Fechei o carro e fomos até a fachada. Ficamos observando as portas e os velhos cartazes com anúncios de filmes. Estavam na sua maioria ilegíveis, como quase todos da região. Aliás, aquele era o lugar mais parecido com o cenário “cidade abandonada” dentre todos os que fomos. Me lembrei daquele dia em que Hassan chorou lá entro, depois do encontro com o guarda. Foi uma das poucas vezes em que eu o protegi, colocando as mãos em seus ombros.

— Quando eu vinha aqui com Hassan assistíamos nossos westerns favoritos. O que nós mais gostávamos era um que assistimos umas treze vezes. Se chamava...

— Sete homens e um destino. Foi o que disse uma voz me interrompendo. Olhei surpreso para Sohrab e ele ria — O pai me contou. Disse que era um dos filmes favorito de vocês e que entre todos os que assistiram, vocês decoraram as falas desse.

— Treze vezes Amir? — perguntou Soraya — Como não enjoavam?

— Acredite agha, é um filme muito bom. Não dá pra enjoar. — disse Sohrab

Nós rimos. Aquilo me encantava em Sohrab. Uma caixinha de surpresas.

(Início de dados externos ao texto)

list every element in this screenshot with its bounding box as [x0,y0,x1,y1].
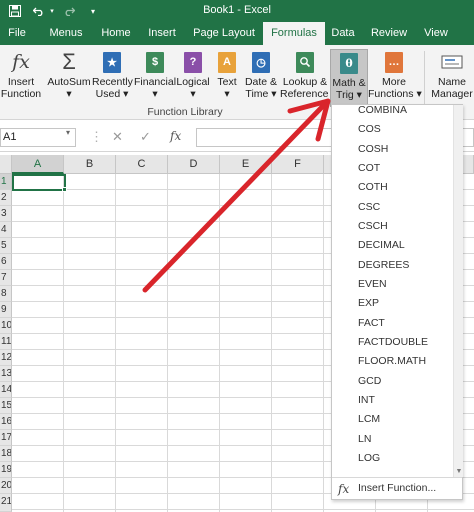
math-trig-button[interactable]: θ Math & Trig ▾ [330,49,368,107]
tab-view[interactable]: View [419,22,453,45]
menu-item-fact[interactable]: FACT [358,314,385,333]
column-header[interactable]: A [12,155,64,174]
insert-function-icon: fx [12,51,30,73]
menu-scrollbar[interactable]: ▼ [453,105,463,477]
tab-insert[interactable]: Insert [142,22,182,45]
math-trig-dropdown: COMBINA COS COSH COT COTH CSC CSCH DECIM… [331,104,463,500]
menu-item-lcm[interactable]: LCM [358,410,380,429]
insert-function-menu-item[interactable]: fx Insert Function... [332,477,462,499]
active-cell[interactable] [12,174,66,191]
row-header[interactable]: 15 [0,398,12,414]
fx-icon: fx [338,482,350,496]
tab-file[interactable]: File [0,22,34,45]
tab-home[interactable]: Home [94,22,138,45]
menu-item-gcd[interactable]: GCD [358,372,381,391]
row-header[interactable]: 10 [0,318,12,334]
column-header[interactable]: D [168,155,220,174]
row-header[interactable]: 4 [0,222,12,238]
tab-menus[interactable]: Menus [42,22,90,45]
function-list: COMBINA COS COSH COT COTH CSC CSCH DECIM… [332,105,453,477]
tab-formulas[interactable]: Formulas [263,22,325,45]
more-icon: ⋮ [90,129,103,144]
insert-function-label: Insert Function... [358,482,437,494]
row-header[interactable]: 7 [0,270,12,286]
logical-icon: ? [182,51,204,73]
menu-item-csch[interactable]: CSCH [358,217,388,236]
autosum-icon: Σ [62,49,76,74]
row-header[interactable]: 13 [0,366,12,382]
menu-item-cot[interactable]: COT [358,159,380,178]
column-header[interactable]: B [64,155,116,174]
row-header[interactable]: 11 [0,334,12,350]
recently-used-icon: ★ [101,51,123,73]
enter-icon[interactable]: ✓ [140,129,151,145]
text-icon: A [216,51,238,73]
menu-item-decimal[interactable]: DECIMAL [358,236,405,255]
tab-page-layout[interactable]: Page Layout [190,22,258,45]
menu-item-floor-math[interactable]: FLOOR.MATH [358,352,426,371]
name-box[interactable]: A1 [0,128,76,147]
name-manager-button[interactable]: Name Manager [430,49,474,107]
date-time-button[interactable]: ◷ Date & Time ▾ [243,49,279,107]
column-header[interactable]: C [116,155,168,174]
function-library-group-label: Function Library [147,106,223,118]
row-header[interactable]: 6 [0,254,12,270]
column-header[interactable]: F [272,155,324,174]
menu-item-factdouble[interactable]: FACTDOUBLE [358,333,428,352]
insert-function-button[interactable]: fx Insert Function [0,49,42,107]
menu-item-combina[interactable]: COMBINA [358,105,407,120]
row-header[interactable]: 17 [0,430,12,446]
financial-button[interactable]: $ Financial ▾ [134,49,176,107]
fill-handle[interactable] [62,187,67,192]
window-title: Book1 - Excel [203,4,271,16]
menu-item-coth[interactable]: COTH [358,178,388,197]
tab-review[interactable]: Review [366,22,412,45]
row-header[interactable]: 20 [0,478,12,494]
name-manager-icon [441,51,463,73]
row-header[interactable]: 19 [0,462,12,478]
menu-item-csc[interactable]: CSC [358,198,380,217]
row-header[interactable]: 1 [0,174,12,190]
scroll-down-icon[interactable]: ▼ [454,467,464,477]
row-header[interactable]: 16 [0,414,12,430]
cancel-icon[interactable]: ✕ [112,129,123,145]
autosum-button[interactable]: Σ AutoSum ▾ [46,49,92,107]
date-time-icon: ◷ [250,51,272,73]
menu-item-log[interactable]: LOG [358,449,380,468]
row-header[interactable]: 21 [0,494,12,512]
insert-function-fx-icon[interactable]: fx [170,129,181,143]
lookup-reference-button[interactable]: Lookup & Reference ▾ [280,49,337,107]
more-functions-icon: … [383,51,405,73]
name-box-dropdown-icon[interactable]: ▾ [66,128,70,137]
menu-item-ln[interactable]: LN [358,430,371,449]
row-header[interactable]: 9 [0,302,12,318]
row-header[interactable]: 14 [0,382,12,398]
financial-icon: $ [144,51,166,73]
row-header[interactable]: 12 [0,350,12,366]
menu-item-even[interactable]: EVEN [358,275,387,294]
text-button[interactable]: A Text ▾ [212,49,242,107]
row-header[interactable]: 5 [0,238,12,254]
title-bar: ▾ ▾ Book1 - Excel [0,0,474,22]
menu-item-degrees[interactable]: DEGREES [358,256,409,275]
ribbon-tabs: File Menus Home Insert Page Layout Formu… [0,22,474,45]
row-header[interactable]: 3 [0,206,12,222]
row-header[interactable]: 8 [0,286,12,302]
math-trig-icon: θ [338,52,360,74]
row-header[interactable]: 18 [0,446,12,462]
recently-used-button[interactable]: ★ Recently Used ▾ [92,49,133,107]
tab-data[interactable]: Data [328,22,358,45]
column-header[interactable]: E [220,155,272,174]
logical-button[interactable]: ? Logical ▾ [176,49,210,107]
row-header[interactable]: 2 [0,190,12,206]
menu-item-exp[interactable]: EXP [358,294,379,313]
menu-item-int[interactable]: INT [358,391,375,410]
select-all-corner[interactable] [0,155,12,174]
more-functions-button[interactable]: … More Functions ▾ [368,49,422,107]
lookup-reference-icon [294,51,316,73]
menu-item-cos[interactable]: COS [358,120,381,139]
menu-item-cosh[interactable]: COSH [358,140,388,159]
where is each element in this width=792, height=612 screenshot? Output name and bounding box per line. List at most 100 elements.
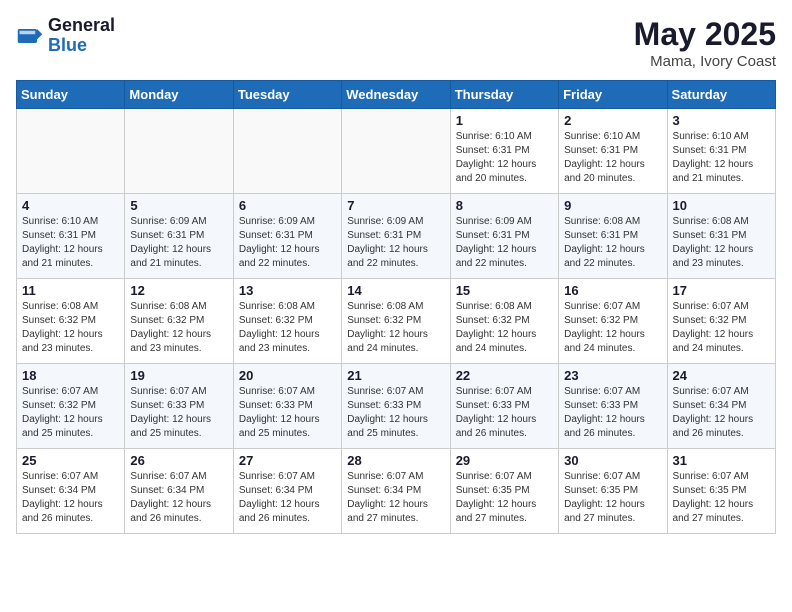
day-number: 25 — [22, 453, 119, 468]
day-number: 17 — [673, 283, 770, 298]
calendar-cell — [342, 109, 450, 194]
day-info: Sunrise: 6:07 AMSunset: 6:33 PMDaylight:… — [130, 385, 227, 441]
calendar-week-2: 4 Sunrise: 6:10 AMSunset: 6:31 PMDaylight… — [17, 194, 776, 279]
day-number: 6 — [239, 198, 336, 213]
calendar-cell: 14 Sunrise: 6:08 AMSunset: 6:32 PMDayligh… — [342, 279, 450, 364]
day-number: 29 — [456, 453, 553, 468]
day-number: 7 — [347, 198, 444, 213]
calendar-cell: 31 Sunrise: 6:07 AMSunset: 6:35 PMDayligh… — [667, 449, 775, 534]
day-info: Sunrise: 6:10 AMSunset: 6:31 PMDaylight:… — [673, 130, 770, 186]
calendar-cell: 29Sunrise: 6:07 AMSunset: 6:35 PMDayligh… — [450, 449, 558, 534]
calendar-cell: 16Sunrise: 6:07 AMSunset: 6:32 PMDayligh… — [559, 279, 667, 364]
calendar-cell: 7 Sunrise: 6:09 AMSunset: 6:31 PMDaylight… — [342, 194, 450, 279]
day-number: 16 — [564, 283, 661, 298]
calendar-cell: 4 Sunrise: 6:10 AMSunset: 6:31 PMDaylight… — [17, 194, 125, 279]
day-number: 18 — [22, 368, 119, 383]
day-info: Sunrise: 6:10 AMSunset: 6:31 PMDaylight:… — [456, 130, 553, 186]
calendar-cell: 10 Sunrise: 6:08 AMSunset: 6:31 PMDayligh… — [667, 194, 775, 279]
day-number: 20 — [239, 368, 336, 383]
day-info: Sunrise: 6:08 AMSunset: 6:32 PMDaylight:… — [22, 300, 119, 356]
day-number: 2 — [564, 113, 661, 128]
day-info: Sunrise: 6:08 AMSunset: 6:31 PMDaylight:… — [673, 215, 770, 271]
calendar-cell: 8Sunrise: 6:09 AMSunset: 6:31 PMDaylight… — [450, 194, 558, 279]
calendar-cell — [233, 109, 341, 194]
calendar-table: SundayMondayTuesdayWednesdayThursdayFrid… — [16, 80, 776, 534]
calendar-cell: 19Sunrise: 6:07 AMSunset: 6:33 PMDayligh… — [125, 364, 233, 449]
calendar-cell: 13 Sunrise: 6:08 AMSunset: 6:32 PMDayligh… — [233, 279, 341, 364]
day-number: 14 — [347, 283, 444, 298]
day-info: Sunrise: 6:07 AMSunset: 6:35 PMDaylight:… — [673, 470, 770, 526]
day-info: Sunrise: 6:08 AMSunset: 6:31 PMDaylight:… — [564, 215, 661, 271]
calendar-week-1: 1Sunrise: 6:10 AMSunset: 6:31 PMDaylight… — [17, 109, 776, 194]
day-info: Sunrise: 6:07 AMSunset: 6:33 PMDaylight:… — [564, 385, 661, 441]
day-number: 4 — [22, 198, 119, 213]
day-info: Sunrise: 6:07 AMSunset: 6:34 PMDaylight:… — [22, 470, 119, 526]
calendar-cell: 9 Sunrise: 6:08 AMSunset: 6:31 PMDaylight… — [559, 194, 667, 279]
logo-general: General — [48, 16, 115, 36]
calendar-cell: 6 Sunrise: 6:09 AMSunset: 6:31 PMDaylight… — [233, 194, 341, 279]
day-info: Sunrise: 6:07 AMSunset: 6:32 PMDaylight:… — [673, 300, 770, 356]
calendar-cell: 5Sunrise: 6:09 AMSunset: 6:31 PMDaylight… — [125, 194, 233, 279]
calendar-cell: 21 Sunrise: 6:07 AMSunset: 6:33 PMDayligh… — [342, 364, 450, 449]
calendar-cell: 30Sunrise: 6:07 AMSunset: 6:35 PMDayligh… — [559, 449, 667, 534]
calendar-cell: 27Sunrise: 6:07 AMSunset: 6:34 PMDayligh… — [233, 449, 341, 534]
day-number: 12 — [130, 283, 227, 298]
weekday-header-sunday: Sunday — [17, 81, 125, 109]
calendar-cell: 24 Sunrise: 6:07 AMSunset: 6:34 PMDayligh… — [667, 364, 775, 449]
calendar-week-4: 18 Sunrise: 6:07 AMSunset: 6:32 PMDayligh… — [17, 364, 776, 449]
day-number: 8 — [456, 198, 553, 213]
day-number: 24 — [673, 368, 770, 383]
day-info: Sunrise: 6:09 AMSunset: 6:31 PMDaylight:… — [239, 215, 336, 271]
weekday-header-friday: Friday — [559, 81, 667, 109]
logo: General Blue — [16, 16, 115, 56]
calendar-cell: 26 Sunrise: 6:07 AMSunset: 6:34 PMDayligh… — [125, 449, 233, 534]
day-info: Sunrise: 6:08 AMSunset: 6:32 PMDaylight:… — [347, 300, 444, 356]
calendar-cell — [17, 109, 125, 194]
day-info: Sunrise: 6:10 AMSunset: 6:31 PMDaylight:… — [22, 215, 119, 271]
logo-text: General Blue — [48, 16, 115, 56]
logo-blue-text: Blue — [48, 36, 115, 56]
calendar-cell: 23 Sunrise: 6:07 AMSunset: 6:33 PMDayligh… — [559, 364, 667, 449]
weekday-header-tuesday: Tuesday — [233, 81, 341, 109]
calendar-cell: 18 Sunrise: 6:07 AMSunset: 6:32 PMDayligh… — [17, 364, 125, 449]
day-number: 27 — [239, 453, 336, 468]
day-info: Sunrise: 6:07 AMSunset: 6:32 PMDaylight:… — [22, 385, 119, 441]
day-number: 22 — [456, 368, 553, 383]
logo-icon — [16, 22, 44, 50]
calendar-cell: 22Sunrise: 6:07 AMSunset: 6:33 PMDayligh… — [450, 364, 558, 449]
day-number: 15 — [456, 283, 553, 298]
day-info: Sunrise: 6:07 AMSunset: 6:33 PMDaylight:… — [347, 385, 444, 441]
day-number: 21 — [347, 368, 444, 383]
day-number: 13 — [239, 283, 336, 298]
calendar-week-5: 25 Sunrise: 6:07 AMSunset: 6:34 PMDayligh… — [17, 449, 776, 534]
day-number: 9 — [564, 198, 661, 213]
day-number: 28 — [347, 453, 444, 468]
day-info: Sunrise: 6:07 AMSunset: 6:35 PMDaylight:… — [564, 470, 661, 526]
day-number: 31 — [673, 453, 770, 468]
day-info: Sunrise: 6:07 AMSunset: 6:34 PMDaylight:… — [673, 385, 770, 441]
day-number: 3 — [673, 113, 770, 128]
day-info: Sunrise: 6:08 AMSunset: 6:32 PMDaylight:… — [456, 300, 553, 356]
day-number: 10 — [673, 198, 770, 213]
calendar-cell: 25 Sunrise: 6:07 AMSunset: 6:34 PMDayligh… — [17, 449, 125, 534]
calendar-cell: 2 Sunrise: 6:10 AMSunset: 6:31 PMDaylight… — [559, 109, 667, 194]
calendar-cell: 15 Sunrise: 6:08 AMSunset: 6:32 PMDayligh… — [450, 279, 558, 364]
calendar-cell: 17 Sunrise: 6:07 AMSunset: 6:32 PMDayligh… — [667, 279, 775, 364]
day-info: Sunrise: 6:08 AMSunset: 6:32 PMDaylight:… — [239, 300, 336, 356]
day-number: 11 — [22, 283, 119, 298]
weekday-header-wednesday: Wednesday — [342, 81, 450, 109]
calendar-cell: 3 Sunrise: 6:10 AMSunset: 6:31 PMDaylight… — [667, 109, 775, 194]
month-year-title: May 2025 — [634, 16, 776, 53]
title-block: May 2025 Mama, Ivory Coast — [634, 16, 776, 70]
day-number: 23 — [564, 368, 661, 383]
day-number: 26 — [130, 453, 227, 468]
day-info: Sunrise: 6:09 AMSunset: 6:31 PMDaylight:… — [347, 215, 444, 271]
calendar-cell: 28 Sunrise: 6:07 AMSunset: 6:34 PMDayligh… — [342, 449, 450, 534]
day-info: Sunrise: 6:10 AMSunset: 6:31 PMDaylight:… — [564, 130, 661, 186]
weekday-header-saturday: Saturday — [667, 81, 775, 109]
page-header: General Blue May 2025 Mama, Ivory Coast — [16, 16, 776, 70]
day-info: Sunrise: 6:07 AMSunset: 6:34 PMDaylight:… — [347, 470, 444, 526]
calendar-cell — [125, 109, 233, 194]
day-info: Sunrise: 6:07 AMSunset: 6:33 PMDaylight:… — [239, 385, 336, 441]
day-info: Sunrise: 6:07 AMSunset: 6:34 PMDaylight:… — [130, 470, 227, 526]
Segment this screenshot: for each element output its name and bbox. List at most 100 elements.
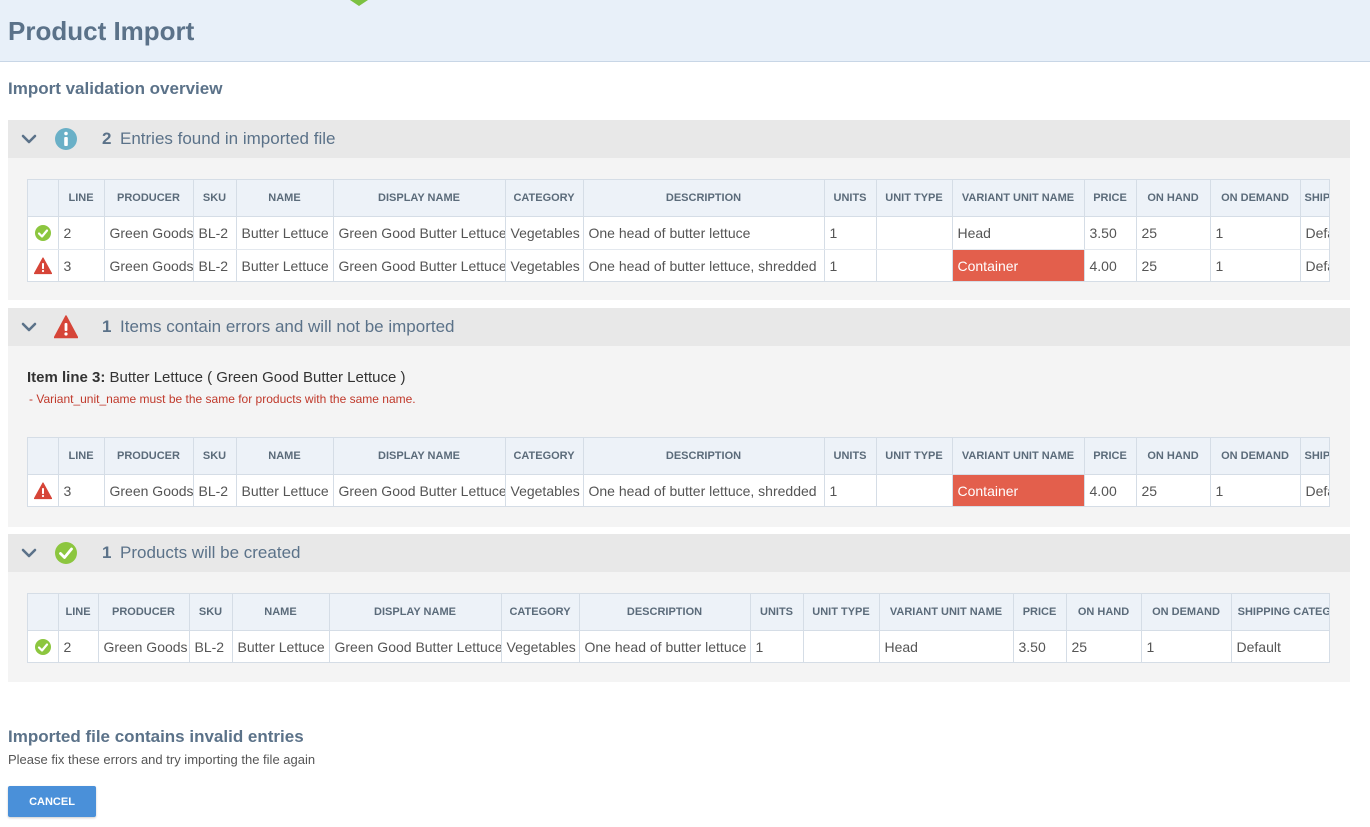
cell-unit-type bbox=[876, 216, 953, 250]
cell-category: Vegetables bbox=[505, 216, 584, 250]
error-item-text: Butter Lettuce ( Green Good Butter Lettu… bbox=[109, 369, 406, 386]
column-header-units: UNITS bbox=[750, 594, 804, 631]
cell-variant-unit-name: Container bbox=[952, 474, 1085, 506]
page-header: Product Import bbox=[0, 0, 1370, 62]
row-status bbox=[28, 474, 59, 506]
column-header-unit-type: UNIT TYPE bbox=[876, 438, 953, 475]
column-header-sku: SKU bbox=[193, 180, 237, 217]
column-header-price: PRICE bbox=[1084, 438, 1137, 475]
column-header-units: UNITS bbox=[824, 438, 877, 475]
cell-producer: Green Goods bbox=[104, 249, 194, 281]
invalid-entries-heading: Imported file contains invalid entries bbox=[8, 727, 304, 746]
chevron-down-icon[interactable] bbox=[20, 545, 38, 561]
column-header-shipping-category: SHIPPING CATEGORY bbox=[1300, 438, 1329, 475]
cell-category: Vegetables bbox=[501, 630, 580, 662]
errors-table: LINE PRODUCER SKU NAME DISPLAY NAME CATEGORY D… bbox=[27, 437, 1330, 507]
cell-line: 2 bbox=[58, 216, 105, 250]
cell-units: 1 bbox=[824, 249, 877, 281]
cell-on-hand: 25 bbox=[1136, 474, 1211, 506]
row-status bbox=[28, 216, 59, 250]
cell-price: 4.00 bbox=[1084, 474, 1137, 506]
cell-on-demand: 1 bbox=[1210, 474, 1301, 506]
cell-name: Butter Lettuce bbox=[236, 474, 334, 506]
cell-line: 3 bbox=[58, 249, 105, 281]
row-status bbox=[28, 630, 59, 662]
column-header-sku: SKU bbox=[189, 594, 233, 631]
cell-line: 3 bbox=[58, 474, 105, 506]
column-header-name: NAME bbox=[232, 594, 330, 631]
check-circle-icon bbox=[34, 638, 51, 655]
column-header-price: PRICE bbox=[1013, 594, 1067, 631]
column-header-sku: SKU bbox=[193, 438, 237, 475]
entries-count: 2 bbox=[102, 129, 112, 148]
cell-description: One head of butter lettuce, shredded bbox=[583, 474, 825, 506]
invalid-entries-text: Please fix these errors and try importin… bbox=[8, 752, 316, 767]
entries-label: Entries found in imported file bbox=[120, 129, 336, 148]
cell-description: One head of butter lettuce bbox=[583, 216, 825, 250]
cell-on-hand: 25 bbox=[1066, 630, 1142, 662]
page-title: Product Import bbox=[8, 16, 195, 46]
entries-panel-header[interactable]: 2 Entries found in imported file bbox=[8, 120, 1350, 158]
cell-unit-type bbox=[876, 249, 953, 281]
error-item-line: Item line 3: Butter Lettuce ( Green Good… bbox=[27, 369, 406, 386]
row-status bbox=[28, 249, 59, 281]
created-count: 1 bbox=[102, 543, 112, 562]
created-table-grid: LINE PRODUCER SKU NAME DISPLAY NAME CATEGORY D… bbox=[28, 594, 1329, 662]
column-header-on-hand: ON HAND bbox=[1136, 438, 1211, 475]
entries-table: LINE PRODUCER SKU NAME DISPLAY NAME CATEGORY D… bbox=[27, 179, 1330, 282]
table-row: 3 Green Goods BL-2 Butter Lettuce Green Good… bbox=[28, 249, 1329, 281]
cancel-button[interactable]: CANCEL bbox=[8, 786, 96, 817]
column-header-variant-unit-name: VARIANT UNIT NAME bbox=[952, 438, 1085, 475]
cell-display-name: Green Good Butter Lettuce bbox=[333, 474, 506, 506]
error-message: - Variant_unit_name must be the same for… bbox=[29, 392, 416, 406]
errors-panel-header[interactable]: 1 Items contain errors and will not be i… bbox=[8, 308, 1350, 346]
cell-units: 1 bbox=[824, 474, 877, 506]
cell-name: Butter Lettuce bbox=[236, 249, 334, 281]
column-header-category: CATEGORY bbox=[505, 180, 584, 217]
column-header-shipping-category: SHIPPING CATEGORY bbox=[1300, 180, 1329, 217]
cell-display-name: Green Good Butter Lettuce bbox=[333, 249, 506, 281]
cell-on-demand: 1 bbox=[1141, 630, 1232, 662]
column-header-producer: PRODUCER bbox=[104, 438, 194, 475]
cell-producer: Green Goods bbox=[104, 474, 194, 506]
cell-sku: BL-2 bbox=[189, 630, 233, 662]
column-header-variant-unit-name: VARIANT UNIT NAME bbox=[952, 180, 1085, 217]
column-header-on-demand: ON DEMAND bbox=[1210, 180, 1301, 217]
warning-icon bbox=[54, 315, 78, 339]
entries-panel: 2 Entries found in imported file LINE PRO… bbox=[8, 120, 1350, 300]
brand-logo-icon bbox=[350, 0, 368, 6]
cell-name: Butter Lettuce bbox=[236, 216, 334, 250]
table-header-row: LINE PRODUCER SKU NAME DISPLAY NAME CATEGORY D… bbox=[28, 594, 1329, 631]
created-label: Products will be created bbox=[120, 543, 301, 562]
validation-overview-heading: Import validation overview bbox=[8, 79, 223, 98]
cell-on-demand: 1 bbox=[1210, 249, 1301, 281]
table-row: 2 Green Goods BL-2 Butter Lettuce Green Good… bbox=[28, 630, 1329, 662]
cell-display-name: Green Good Butter Lettuce bbox=[329, 630, 502, 662]
warning-icon bbox=[33, 257, 52, 274]
created-panel: 1 Products will be created LINE PRODUCER S… bbox=[8, 534, 1350, 682]
errors-panel: 1 Items contain errors and will not be i… bbox=[8, 308, 1350, 527]
created-panel-header[interactable]: 1 Products will be created bbox=[8, 534, 1350, 572]
status-column-header bbox=[28, 180, 59, 217]
column-header-display-name: DISPLAY NAME bbox=[329, 594, 502, 631]
column-header-units: UNITS bbox=[824, 180, 877, 217]
column-header-line: LINE bbox=[58, 180, 105, 217]
cell-producer: Green Goods bbox=[104, 216, 194, 250]
cell-shipping-category: Default bbox=[1300, 249, 1329, 281]
column-header-on-demand: ON DEMAND bbox=[1210, 438, 1301, 475]
warning-icon bbox=[33, 482, 52, 499]
cell-units: 1 bbox=[750, 630, 804, 662]
cell-variant-unit-name: Head bbox=[952, 216, 1085, 250]
column-header-on-hand: ON HAND bbox=[1136, 180, 1211, 217]
cell-units: 1 bbox=[824, 216, 877, 250]
chevron-down-icon[interactable] bbox=[20, 319, 38, 335]
entries-table-grid: LINE PRODUCER SKU NAME DISPLAY NAME CATEGORY D… bbox=[28, 180, 1329, 281]
column-header-line: LINE bbox=[58, 438, 105, 475]
chevron-down-icon[interactable] bbox=[20, 131, 38, 147]
cell-producer: Green Goods bbox=[98, 630, 190, 662]
cell-shipping-category: Default bbox=[1300, 216, 1329, 250]
column-header-line: LINE bbox=[58, 594, 99, 631]
errors-label: Items contain errors and will not be imp… bbox=[120, 317, 455, 336]
table-header-row: LINE PRODUCER SKU NAME DISPLAY NAME CATEGORY D… bbox=[28, 180, 1329, 217]
check-circle-icon bbox=[34, 224, 51, 241]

Quase nunca falava, muito menos interrompia quando falávamos, mas se resolvia dizer algum coisa, era algo que me fazia parar e pensar. Ele disse que o pai o contou e que era um filme muito bom. Isso me levou a acreditar que ele assistira com a família. Que outros momentos bons ele teve com os pais e ainda não compartilhara conosco? Estávamos ali observando o prédio quando vi que um carro fazia a curva. Era uma picape com homens na carroceria. Forcei os olhos... E vi as armas em suas mãos. Mandei que eles continuassem olhando para o prédio e não encarassem em hipótese alguma as pessoas que iriam passar. Ouvimos o carro se aproximar e Sohrab imediatamente fitou a porta. Ele estava paralisado e Soraya estava assustada. Eu não tinha explicado para ela como as coisas funcionavam quando se tratava de contato com os talibs. Simples: inexistente, e se eles te chamassem você devia responder. Caso contrário... Haveria consequências.